4:30-6:00pm Meet the Animators
This was your chance to mingle with the film industry’s leading animators and participate in the Q&A session. Held upstairs at the Peint O’ Gwrw on Main Street.
4:30pm Go For Zucker
Down on his luck, conniving pool shark Jaeckie Zucker must make up with his estranged Orthodox Jewish brother Samuel in order to meet the terms of his mother’s inheritance – the only thing that could save him from jail, ruin and divorce. But as Samuel and his entire clan move into Jaeckie’s chaotic household, a clash of civilizations is inevitable, and Jaeckie’s going to need every trick he can think of to make things go smoothly. Comedy. 90 minutes. From Germany. In German. Not rated.
6:30pm Four Lane Highway
This deeply felt, award winning film was shot throughout Columbia County and NYC. Sean, stuck in his life in a small college town in Maine and living in the shadow of his famous writer father, takes off for NYC with his best friend in search of Molly, a painter and former love. The journey, fueled by a deep sense of longing, unfolds with a buoyant comic energy. Romance/drama. Rated R.

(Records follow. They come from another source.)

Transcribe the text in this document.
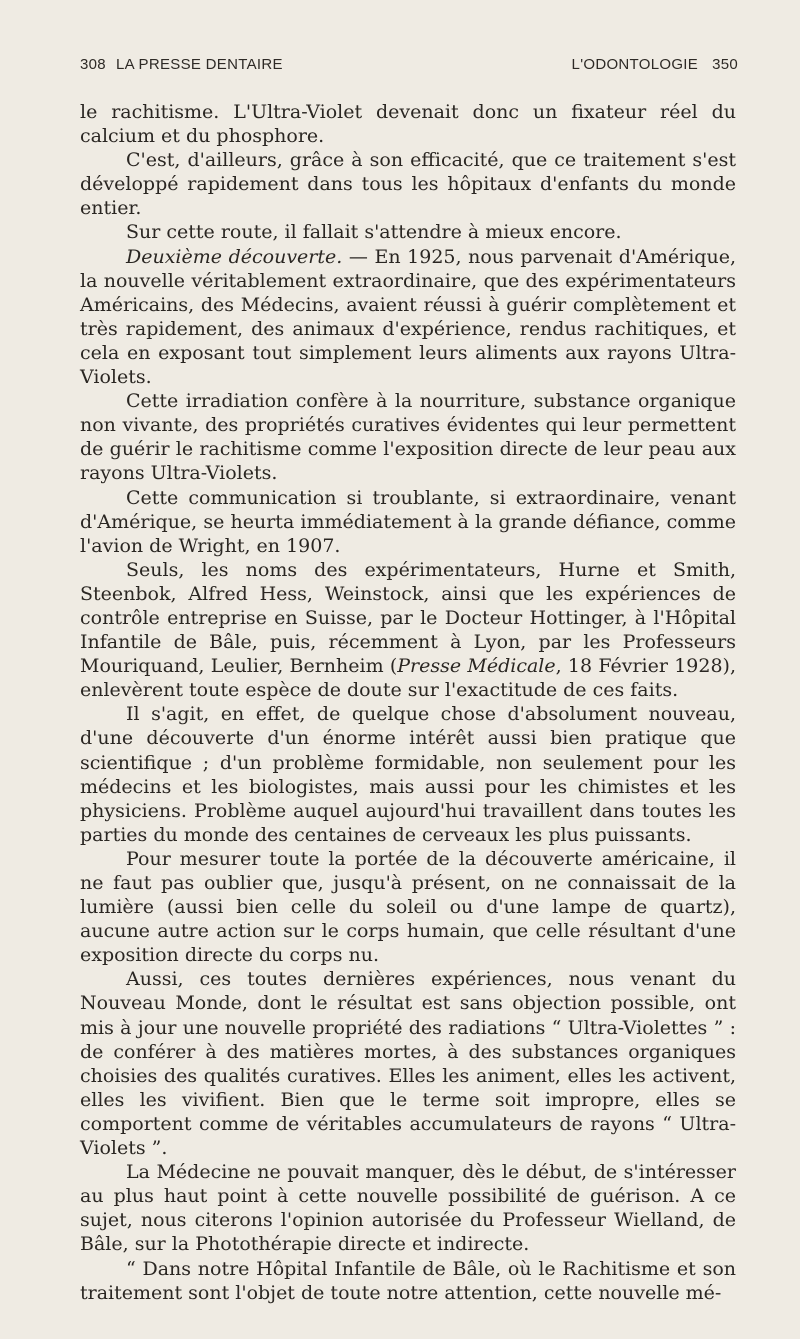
308 LA PRESSE DENTAIRE	L'ODONTOLOGIE 350

le rachitisme. L'Ultra-Violet devenait donc un fixateur réel du calcium et du phosphore.

C'est, d'ailleurs, grâce à son efficacité, que ce traitement s'est développé rapidement dans tous les hôpitaux d'enfants du monde entier.

Sur cette route, il fallait s'attendre à mieux encore.

Deuxième découverte. — En 1925, nous parvenait d'Amérique, la nouvelle véritablement extraordinaire, que des expérimentateurs Américains, des Médecins, avaient réussi à guérir complètement et très rapidement, des animaux d'expérience, rendus rachitiques, et cela en exposant tout simplement leurs aliments aux rayons Ultra-Violets.

Cette irradiation confère à la nourriture, substance organique non vivante, des propriétés curatives évidentes qui leur permettent de guérir le rachitisme comme l'exposition directe de leur peau aux rayons Ultra-Violets.

Cette communication si troublante, si extraordinaire, venant d'Amérique, se heurta immédiatement à la grande défiance, comme l'avion de Wright, en 1907.

Seuls, les noms des expérimentateurs, Hurne et Smith, Steenbok, Alfred Hess, Weinstock, ainsi que les expériences de contrôle entreprise en Suisse, par le Docteur Hottinger, à l'Hôpital Infantile de Bâle, puis, récemment à Lyon, par les Professeurs Mouriquand, Leulier, Bernheim (Presse Médicale, 18 Février 1928), enlevèrent toute espèce de doute sur l'exactitude de ces faits.

Il s'agit, en effet, de quelque chose d'absolument nouveau, d'une découverte d'un énorme intérêt aussi bien pratique que scientifique ; d'un problème formidable, non seulement pour les médecins et les biologistes, mais aussi pour les chimistes et les physiciens. Problème auquel aujourd'hui travaillent dans toutes les parties du monde des centaines de cerveaux les plus puissants.

Pour mesurer toute la portée de la découverte américaine, il ne faut pas oublier que, jusqu'à présent, on ne connaissait de la lumière (aussi bien celle du soleil ou d'une lampe de quartz), aucune autre action sur le corps humain, que celle résultant d'une exposition directe du corps nu.

Aussi, ces toutes dernières expériences, nous venant du Nouveau Monde, dont le résultat est sans objection possible, ont mis à jour une nouvelle propriété des radiations “ Ultra-Violettes ” : de conférer à des matières mortes, à des substances organiques choisies des qualités curatives. Elles les animent, elles les activent, elles les vivifient. Bien que le terme soit impropre, elles se comportent comme de véritables accumulateurs de rayons “ Ultra-Violets ”.

La Médecine ne pouvait manquer, dès le début, de s'intéresser au plus haut point à cette nouvelle possibilité de guérison. A ce sujet, nous citerons l'opinion autorisée du Professeur Wielland, de Bâle, sur la Photothérapie directe et indirecte.

“ Dans notre Hôpital Infantile de Bâle, où le Rachitisme et son traitement sont l'objet de toute notre attention, cette nouvelle mé-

9:00pm The Squid and the Whale
Noah Baumbach’s pitilous yet darkly amusing account of the breakup of his parents marriage told from the point of view of his 16 year-old self. Jeff Daniels plays the father, portrayed as a pompous, less-than-successful man of letters, and Laura Linney does his mother, a smart, attractive writer whose sexual indiscretions precipitate the breakup. Jesse Eisenberg plays the older son. The New York Times calls it “both sharply comical and piercingly sad.” Played Sundance and the New York Film Festival. Distributed by Samuel Goldwyn Film. Drama. 80 minutes. Rated R.